I vari episodi non sono così nettamente divisi, ma temporalmente incastrati uno dentro l’altro. L’ordine è quello dal più drammatico a quello più comico. Tutti gli attori dimostrano indiscutibilmente la loro bravura recitando un testo che non perde smalto col passare degli anni.

“In viaggio con la zia” di George Cukor

(USA, 1972)

George Cukor è rimasto nella storia del cinema come uno dei più grandi narratori di donne di sempre. Le sue muse sono state dive come Greta Garbo, Kathrine Hepburn, Elizabeth Taylor, Marilyn Monroe, Ava Gardner, Rita Hayworth, Audrey Hepburn, Ingrid Bergman o Jane Fonda. E nel 1972 racconta quella assai originale di Augusta, protagonista del romanzo “In viaggio con la zia” di Graham Greene. Come protagonista sceglie Maggie Smith, notissima attrice di teatro inglese e già vincitrice dell’Oscar come miglior attrice per “La strana voglia di Jane” nel 1970.
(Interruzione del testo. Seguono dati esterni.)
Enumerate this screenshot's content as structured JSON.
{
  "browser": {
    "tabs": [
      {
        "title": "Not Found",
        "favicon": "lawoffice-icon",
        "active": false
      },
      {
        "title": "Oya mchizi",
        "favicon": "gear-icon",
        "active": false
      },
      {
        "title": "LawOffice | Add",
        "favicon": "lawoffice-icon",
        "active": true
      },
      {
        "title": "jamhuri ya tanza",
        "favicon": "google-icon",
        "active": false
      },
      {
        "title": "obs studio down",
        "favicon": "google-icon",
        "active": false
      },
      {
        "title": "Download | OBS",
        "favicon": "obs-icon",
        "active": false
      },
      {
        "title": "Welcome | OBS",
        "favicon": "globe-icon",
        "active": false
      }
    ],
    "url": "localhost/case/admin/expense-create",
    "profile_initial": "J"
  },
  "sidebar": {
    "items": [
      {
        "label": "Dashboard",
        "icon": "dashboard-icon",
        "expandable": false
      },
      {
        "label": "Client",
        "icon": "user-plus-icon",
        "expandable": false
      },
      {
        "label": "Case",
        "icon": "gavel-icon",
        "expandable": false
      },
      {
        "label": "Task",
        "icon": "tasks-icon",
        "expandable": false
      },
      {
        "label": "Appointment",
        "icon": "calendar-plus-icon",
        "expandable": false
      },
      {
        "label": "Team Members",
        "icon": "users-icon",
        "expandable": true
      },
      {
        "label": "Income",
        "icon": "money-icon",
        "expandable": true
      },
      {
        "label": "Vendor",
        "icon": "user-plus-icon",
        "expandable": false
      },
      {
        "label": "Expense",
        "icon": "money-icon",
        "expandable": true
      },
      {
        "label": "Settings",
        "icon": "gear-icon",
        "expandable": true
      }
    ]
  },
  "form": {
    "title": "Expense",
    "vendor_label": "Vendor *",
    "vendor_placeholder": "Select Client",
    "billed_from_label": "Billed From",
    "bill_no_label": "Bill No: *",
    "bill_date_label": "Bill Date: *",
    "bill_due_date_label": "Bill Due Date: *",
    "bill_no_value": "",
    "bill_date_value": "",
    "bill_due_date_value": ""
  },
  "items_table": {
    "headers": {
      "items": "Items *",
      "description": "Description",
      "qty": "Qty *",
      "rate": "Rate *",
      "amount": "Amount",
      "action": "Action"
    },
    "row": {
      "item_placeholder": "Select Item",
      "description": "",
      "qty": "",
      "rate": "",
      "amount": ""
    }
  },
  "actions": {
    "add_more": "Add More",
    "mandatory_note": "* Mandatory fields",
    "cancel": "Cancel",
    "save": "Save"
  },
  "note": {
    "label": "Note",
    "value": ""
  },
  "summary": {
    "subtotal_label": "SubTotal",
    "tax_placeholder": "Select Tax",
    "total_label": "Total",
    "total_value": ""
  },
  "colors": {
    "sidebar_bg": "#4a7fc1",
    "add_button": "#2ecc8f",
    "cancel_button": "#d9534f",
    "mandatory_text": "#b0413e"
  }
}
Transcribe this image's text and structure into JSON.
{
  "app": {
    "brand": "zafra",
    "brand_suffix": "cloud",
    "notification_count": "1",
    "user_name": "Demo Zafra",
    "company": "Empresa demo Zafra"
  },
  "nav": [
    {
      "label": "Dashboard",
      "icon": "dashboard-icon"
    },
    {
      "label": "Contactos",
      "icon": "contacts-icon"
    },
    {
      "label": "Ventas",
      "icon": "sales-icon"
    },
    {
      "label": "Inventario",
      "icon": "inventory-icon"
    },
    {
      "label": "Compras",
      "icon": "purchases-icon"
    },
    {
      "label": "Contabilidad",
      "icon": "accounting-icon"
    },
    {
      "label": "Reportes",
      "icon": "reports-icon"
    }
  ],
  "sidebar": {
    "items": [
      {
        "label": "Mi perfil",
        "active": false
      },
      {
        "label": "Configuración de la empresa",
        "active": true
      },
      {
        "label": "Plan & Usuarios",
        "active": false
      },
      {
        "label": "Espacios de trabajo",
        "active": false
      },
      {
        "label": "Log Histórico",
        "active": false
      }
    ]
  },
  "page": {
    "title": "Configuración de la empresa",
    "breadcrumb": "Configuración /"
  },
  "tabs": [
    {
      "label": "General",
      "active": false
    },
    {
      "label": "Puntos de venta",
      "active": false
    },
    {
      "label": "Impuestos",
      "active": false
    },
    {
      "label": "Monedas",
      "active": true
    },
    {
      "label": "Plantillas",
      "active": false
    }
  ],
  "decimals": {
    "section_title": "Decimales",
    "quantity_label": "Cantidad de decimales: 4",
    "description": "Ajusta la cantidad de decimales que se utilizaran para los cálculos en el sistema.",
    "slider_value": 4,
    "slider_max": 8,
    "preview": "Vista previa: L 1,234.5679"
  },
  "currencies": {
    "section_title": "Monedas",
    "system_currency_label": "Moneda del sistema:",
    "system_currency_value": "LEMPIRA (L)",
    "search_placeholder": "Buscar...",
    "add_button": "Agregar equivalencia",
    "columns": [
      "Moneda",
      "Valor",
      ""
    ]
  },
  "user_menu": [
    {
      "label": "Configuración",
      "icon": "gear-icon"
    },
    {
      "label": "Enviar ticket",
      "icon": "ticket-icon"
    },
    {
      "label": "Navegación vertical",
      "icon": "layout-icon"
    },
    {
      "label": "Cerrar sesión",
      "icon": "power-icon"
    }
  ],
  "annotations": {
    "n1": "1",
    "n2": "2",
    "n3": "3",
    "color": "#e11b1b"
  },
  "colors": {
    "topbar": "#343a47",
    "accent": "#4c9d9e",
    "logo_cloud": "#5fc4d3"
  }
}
Al solitario funerale della madre dell’austero direttore di banca Henry (Alec McCowen) arriva una strana e invadente signora anziana. E’ Augusta (Maggie Smith) che si presenta come la sorella della deceduta, e quindi zia di Henry. In poche ore la vetusta signora convince il nipote a seguirla a Parigi dove deve sbrigare certi affari poco chiari. Nella metropoli francese Henry conosce Wordsworth (Louis Gossett Jr.) amico intimo della donna, che gli confida che Augusta è in cerca di centomila dollari per salvare la vita a Visconti (Robert Stephens), suo antico primo amore.

La caccia ai soldi porta zia e nipote in giro per il mondo e, durante i lunghi spostamenti, Augusta racconta al nipote i fatti cruciali della sua lunga – e …discutibile – esistenza fatta soprattutto di amore e incoscienza. Alla fine i due riusciranno a trovare quello che hanno sempre cercato …anche senza saperlo?

Agli spettatori l’ardua sentenza, visto che io non spolirezzo. Deliziosa e ironica commedia sopra le righe con una Maggie Smith fascinosa e carnale come poche.

Per la chicca: Robert Stephens, l’attore che interpreta Visconti, è stato il primo marito della Smith, suo compagno – durante il loro matrimonio – di palcoscenico e anche di set.